Le fil #Jünger, Héliopolis en 45 tweets


Tweeter, encore, à mesure que lire coule, comme lire à ciel ouvert. Une fois le livre achevé, rassembler toutes les notes, les tweets, et les assembler comme un texte complet. Le lire comme tel. Et l’Héliopolis de Jünger devient, sur une page, expurgé de quasi tout lui-même.

La science est bureaucratisée, devient une fonction de police supérieure. On dresse les professeurs à rapporter le gibier. / Il considère la technique comme une variété du rêve - ce ne serait vrai, au mieux, que par-delà les Hespérides. / On faisait des exemples - échantillons de ce qu’il est possible d’infliger à l’être humain.

Le pays était plein de clartés électriques, et nous étions les pôles par lesquels le courant revenait sur lui-même. / Il n’est pas de conception où ne s’inscrive la structure de l’Univers.

L’argent est la force véritable de la vie, la plus ingénieuse de ses abréviations - de là cette soif (...) de s’en rendre maître. / Je me tournai vers les emprunts d’Etat, sphère suprême et royale de la finance.

Le monde se vidait ; il se faisait désert ; et des ombres s’y agitaient selon les seules lois de la mécanique. / Oui, la rencontre du néant est sinistre.

Je vis, comme mes contemporains, dans la zone neutre, et je passerai comme eux. / Il faut choisir : ou bien entrer dans les empires démoniaques, ou bien se replier sur le domaine appauvri de l’humain. / On pourrait imaginer des époques bien meilleures que la nôtre. Et pourtant, si nous avions le choix, nous n’en élirions pas d’autre.

Quel sens pouvait avoir l’afflux de la vie, pour quelques siècles, dans ces coquillages ? / Il y avait longtemps qu’étaient morts aussi ceux qui jadis avaient pris soin des tombes. / Le poète était invisible ; il devait être occupé à sa table de travail ou dans les serres.

Les masses préfèrent, et de beaucoup, le malheur que leur fabriquent leurs propres tyrans et techniciens. / Tout Etat se doit de créer une utopie, dès qu’il a perdu le contact avec le mythe. / On se fait des pensées à la mesure de ce que l’on a à perdre. / La vie est un voyage qui nous fait courir le monde par une série de stations.

L’individu génial fait dans une armée plus de mal que de bien. / L’homme ne veut pas tant être compris que voir traiter avec égards ce qui en lui est incompréhensible. / Le savoir aggrave la responsabilité, et avec elle la faute.
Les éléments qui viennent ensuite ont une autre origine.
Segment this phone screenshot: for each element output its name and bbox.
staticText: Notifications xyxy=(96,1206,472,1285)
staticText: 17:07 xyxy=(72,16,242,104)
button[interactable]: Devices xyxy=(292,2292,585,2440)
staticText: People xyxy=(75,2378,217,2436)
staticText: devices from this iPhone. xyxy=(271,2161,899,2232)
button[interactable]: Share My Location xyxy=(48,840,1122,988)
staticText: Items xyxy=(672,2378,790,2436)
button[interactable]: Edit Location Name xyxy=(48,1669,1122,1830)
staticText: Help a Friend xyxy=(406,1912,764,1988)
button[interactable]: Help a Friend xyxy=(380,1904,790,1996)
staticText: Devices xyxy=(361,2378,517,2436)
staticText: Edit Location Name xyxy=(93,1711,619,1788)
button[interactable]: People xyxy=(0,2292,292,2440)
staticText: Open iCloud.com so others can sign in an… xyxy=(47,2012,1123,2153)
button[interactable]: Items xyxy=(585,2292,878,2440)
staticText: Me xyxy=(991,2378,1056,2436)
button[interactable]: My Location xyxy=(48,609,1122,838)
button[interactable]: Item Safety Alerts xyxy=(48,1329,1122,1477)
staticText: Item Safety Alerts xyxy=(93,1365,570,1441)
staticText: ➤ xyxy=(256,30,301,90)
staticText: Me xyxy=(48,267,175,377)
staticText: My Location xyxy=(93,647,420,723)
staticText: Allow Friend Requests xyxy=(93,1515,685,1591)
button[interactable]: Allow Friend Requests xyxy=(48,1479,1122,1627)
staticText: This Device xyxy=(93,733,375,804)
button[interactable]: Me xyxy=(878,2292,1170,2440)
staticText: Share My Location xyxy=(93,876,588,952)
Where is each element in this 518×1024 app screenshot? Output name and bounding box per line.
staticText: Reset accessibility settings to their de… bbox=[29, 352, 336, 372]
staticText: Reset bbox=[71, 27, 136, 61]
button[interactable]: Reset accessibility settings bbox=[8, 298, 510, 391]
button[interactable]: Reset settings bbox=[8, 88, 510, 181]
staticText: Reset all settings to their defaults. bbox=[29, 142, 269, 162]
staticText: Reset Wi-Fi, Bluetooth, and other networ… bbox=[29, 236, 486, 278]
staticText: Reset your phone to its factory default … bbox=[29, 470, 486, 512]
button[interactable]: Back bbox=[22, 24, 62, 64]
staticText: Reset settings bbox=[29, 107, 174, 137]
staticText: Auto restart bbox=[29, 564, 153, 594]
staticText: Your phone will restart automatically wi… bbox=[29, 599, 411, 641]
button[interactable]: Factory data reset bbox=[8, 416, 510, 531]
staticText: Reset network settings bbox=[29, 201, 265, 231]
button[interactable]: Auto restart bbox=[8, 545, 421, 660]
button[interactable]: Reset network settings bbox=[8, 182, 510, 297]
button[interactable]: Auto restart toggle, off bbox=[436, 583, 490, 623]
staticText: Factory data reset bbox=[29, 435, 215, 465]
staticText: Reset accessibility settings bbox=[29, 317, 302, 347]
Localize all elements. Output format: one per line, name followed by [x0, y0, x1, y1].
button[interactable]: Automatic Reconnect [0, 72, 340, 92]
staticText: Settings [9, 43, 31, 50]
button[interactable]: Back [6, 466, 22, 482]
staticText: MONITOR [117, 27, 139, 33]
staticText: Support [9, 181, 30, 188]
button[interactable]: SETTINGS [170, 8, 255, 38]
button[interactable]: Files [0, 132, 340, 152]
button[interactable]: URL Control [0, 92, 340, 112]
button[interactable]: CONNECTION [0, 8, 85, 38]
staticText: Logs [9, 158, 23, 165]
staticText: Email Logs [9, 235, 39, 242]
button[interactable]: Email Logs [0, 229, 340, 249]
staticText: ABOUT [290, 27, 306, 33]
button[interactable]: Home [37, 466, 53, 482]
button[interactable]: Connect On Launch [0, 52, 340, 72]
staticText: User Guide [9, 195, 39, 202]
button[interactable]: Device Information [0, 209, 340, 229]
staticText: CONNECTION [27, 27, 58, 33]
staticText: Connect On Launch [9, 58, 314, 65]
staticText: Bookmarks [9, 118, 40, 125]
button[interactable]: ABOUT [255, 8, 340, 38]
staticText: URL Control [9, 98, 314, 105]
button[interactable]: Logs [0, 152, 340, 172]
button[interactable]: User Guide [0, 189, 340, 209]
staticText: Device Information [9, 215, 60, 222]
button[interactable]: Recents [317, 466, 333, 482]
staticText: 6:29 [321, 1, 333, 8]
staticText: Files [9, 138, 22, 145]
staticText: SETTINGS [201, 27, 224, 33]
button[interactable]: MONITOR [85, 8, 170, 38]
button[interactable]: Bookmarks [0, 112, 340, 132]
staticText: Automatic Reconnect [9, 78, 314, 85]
Chacun cherchait à frapper en l’ennemi ce qui était en lui-même, et se frayait son chemin, plein de haine, jusqu’au tribunal. / Il s’agira de bandits déguisés en policiers, ou aussi de policiers déguisés en bandits. C’est la même chose.

Il était de ceux pour qui la poudre donne du goût à la vie, comme une épice, et qui ont besoin de la bride plus que de l’éperon. / Son savoir était moins une clé des choses que d’elle-même. / Les pensées couraient en couple comme des chevaux qui tirent sans effort, ainsi qu’en rêve. On roulait par dessus le temps.

Les anciennes fictions du droit de vote se répétaient dans le style des automates. / Les distinctions et les traditions doivent disparaître du matériel humain. / Nous irons au-delà des frontières de la parole.

Il avait le visage typique des êtres qui s’occupent par profession des cadavres. / Faites bien attention à la manière dont vous traiterez mon corps quand je l’aurai quitté. / Bizarre, songeait-il - quand il s’agit de tuer par mouvements d’horlogerie et combinaisons abstraites, je ne ressens pas de scrupules. / Dans cette fête, plus que jamais, le souci magique de tout ce qui concernait la purification avait une importance particulière. / Je crois que pas un moucheron ne se perd. Je crois en outre que le pire des criminels lui-même aura part aux délices éternelles. / La terre était pétrifiée, et le ciel, au-dessus d’elle, une voûte de fer. / Il semblait que tout citoyen servît tantôt de juge, tantôt d’accusé, et tantôt de bourreau.Chacun (...) sortait condamné du portail. / Pour cet esprit clair, auquel tant de traits le liaient, il était entré dans le monde des objets.

Il y a des substances qui font merveille dans un bref contact, mais dont la proximité finit par flétrir la vie. / Le dernier et le plus fort des adversaires à abattre demeurait le moi. / Nous sommes en quête de ceux qui ont échoué dans la stratosphère. / Bientôt les symboles d’un temps nouveau s’allumeraient sur l’autre bord. / On ne savait presque rien de cet autre monde. / Il semblait éveiller des organes dont on avait deviné la présence, mais sans savoir disposer d’eux. L’étrange était la jonction. / Mais ces jours sont loin de nous.